Suzy Welch book 10-10-10
Back in my 20s, when I was still trying to figure out how to do it all—the perfect mommy/good wife/successful career woman/happy homemaker thing—I happened to be seated next to a kindly older gentleman at a dinner party. In the course of small talk, he mentioned that he came from a family with 11 children. At the time, I had one toddler and was hanging on by my fingernails.

"How, how, how," I practically cried, "did your mother do it?"

The man's eyes crinkled up; he'd heard the question before.

"Well, my dear, those were simpler days," he said gently. "After my mother finished the breakfast dishes, she started making lunch."

"Oh, come on!" I wanted to scream, "Give me the magic formula!"

As if he'd heard my thoughts, the man added, "Don't worry. Everything will sort itself out eventually."

How old-fashioned he seemed. How wise he turned out to be.

Which is not to say I've cracked the do-it-all problem at the ripe old age of 46. There is no foolproof way to manage something as untidy as life, and I still have days when I feel as if I am juggling eggs on a roller coaster. But I have—over a decade of tinkering and practice—devised a method, for lack of a better word, to help me balance my multiple life roles and navigate the daily dilemmas of an overstuffed existence.

I call it 10-10-10.

Here's how it works. Every time I find myself in a situation where there appears to be no solution that will make everyone happy, I ask myself three questions:

What are the consequences of my decision in 10 minutes?

In 10 months?

And in 10 years?

The answers usually tell me what I need to know not only to make the most reasoned move but to explain my choice to the family members, friends, or coworkers who will feel its impact.

I've used 10-10-10 to make some of the most meaningful decisions in my life—my divorce, for one. But the effectiveness of 10-10-10 crept up on me when I started using it on a much smaller scale.

The first time was a typical weekday. Dropping the kids off at school on the way to work, I promised that I would definitely, absolutely see them at dinner so we could do homework together and watch our favorite TV show. I also promised our babysitter the evening off.

At 5 P.M., of course, a crisis erupted at the office. During this period, I was hoping for a promotion, so walking out the door with my boss's hands wrapped around my ankle seemed particularly ill-advised. I called home to test the waters. The babysitter nearly burst into tears when I mentioned staying late. Two of the kids were fighting, and one was sulking for an unknown reason. (The other was still at swimming practice, thank God.) My daughter grabbed the phone and put in her two cents: "You love work more than us."
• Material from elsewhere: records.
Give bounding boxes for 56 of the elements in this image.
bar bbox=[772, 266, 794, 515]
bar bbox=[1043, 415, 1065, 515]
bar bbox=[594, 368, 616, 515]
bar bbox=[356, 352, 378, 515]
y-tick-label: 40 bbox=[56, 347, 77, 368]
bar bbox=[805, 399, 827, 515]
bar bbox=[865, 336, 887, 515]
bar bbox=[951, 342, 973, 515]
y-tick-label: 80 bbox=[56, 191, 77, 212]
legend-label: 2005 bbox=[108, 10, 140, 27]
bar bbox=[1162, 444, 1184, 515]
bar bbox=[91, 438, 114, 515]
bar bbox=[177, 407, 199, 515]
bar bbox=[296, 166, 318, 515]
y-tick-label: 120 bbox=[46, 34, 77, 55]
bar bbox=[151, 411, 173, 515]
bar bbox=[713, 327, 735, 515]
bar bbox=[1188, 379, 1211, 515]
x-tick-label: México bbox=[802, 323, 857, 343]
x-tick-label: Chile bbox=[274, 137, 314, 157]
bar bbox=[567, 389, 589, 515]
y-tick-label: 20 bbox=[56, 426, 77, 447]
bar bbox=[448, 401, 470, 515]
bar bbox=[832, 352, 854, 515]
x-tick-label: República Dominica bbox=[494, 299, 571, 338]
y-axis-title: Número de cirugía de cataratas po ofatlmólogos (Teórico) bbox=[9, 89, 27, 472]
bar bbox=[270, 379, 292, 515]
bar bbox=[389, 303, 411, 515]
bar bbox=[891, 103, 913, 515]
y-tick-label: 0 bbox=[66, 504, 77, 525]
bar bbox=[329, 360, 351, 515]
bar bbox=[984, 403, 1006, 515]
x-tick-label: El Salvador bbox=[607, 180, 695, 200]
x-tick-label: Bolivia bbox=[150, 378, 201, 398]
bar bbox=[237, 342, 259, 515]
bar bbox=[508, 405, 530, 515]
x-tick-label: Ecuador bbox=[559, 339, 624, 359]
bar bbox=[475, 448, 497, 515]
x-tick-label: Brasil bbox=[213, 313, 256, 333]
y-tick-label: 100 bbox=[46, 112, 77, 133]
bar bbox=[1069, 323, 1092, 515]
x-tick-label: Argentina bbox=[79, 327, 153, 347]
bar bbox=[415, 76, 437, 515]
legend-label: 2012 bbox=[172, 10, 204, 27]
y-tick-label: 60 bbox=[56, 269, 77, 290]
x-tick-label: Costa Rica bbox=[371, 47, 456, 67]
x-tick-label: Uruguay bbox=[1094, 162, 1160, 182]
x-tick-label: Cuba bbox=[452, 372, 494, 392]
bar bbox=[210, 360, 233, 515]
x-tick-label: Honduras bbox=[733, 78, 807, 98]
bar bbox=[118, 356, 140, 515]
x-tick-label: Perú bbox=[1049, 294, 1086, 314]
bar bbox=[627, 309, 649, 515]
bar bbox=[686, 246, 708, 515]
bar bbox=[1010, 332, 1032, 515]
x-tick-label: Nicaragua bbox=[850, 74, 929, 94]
My gut was all over the place—go, stay, go—and that's when 10-10-10 was officially born. I slowed my thought process down and systematically began to pick it apart. "What exactly," I asked myself, "were the immediate repercussions of staying at work versus rushing home?"

If I stayed, my boss would jot it down in her little book of good deeds, and my children and babysitter would turn purple. If I rushed home, my boss would get someone else to help her, and my triumphant arrival at the front door would be greeted with the usual grunts and sighs, and probably a demand for the latest video game or some exciting new shampoo.

In 10 months? Assuming I didn't make staying late a daily feature of our lives (which I knew I wouldn't), the kids would be fine. As for the babysitter, she would be back at school, and I would be but a distant memory. At work, though, if I left, my boss might start to question my commitment and my availability, not the impression I was eager to encourage.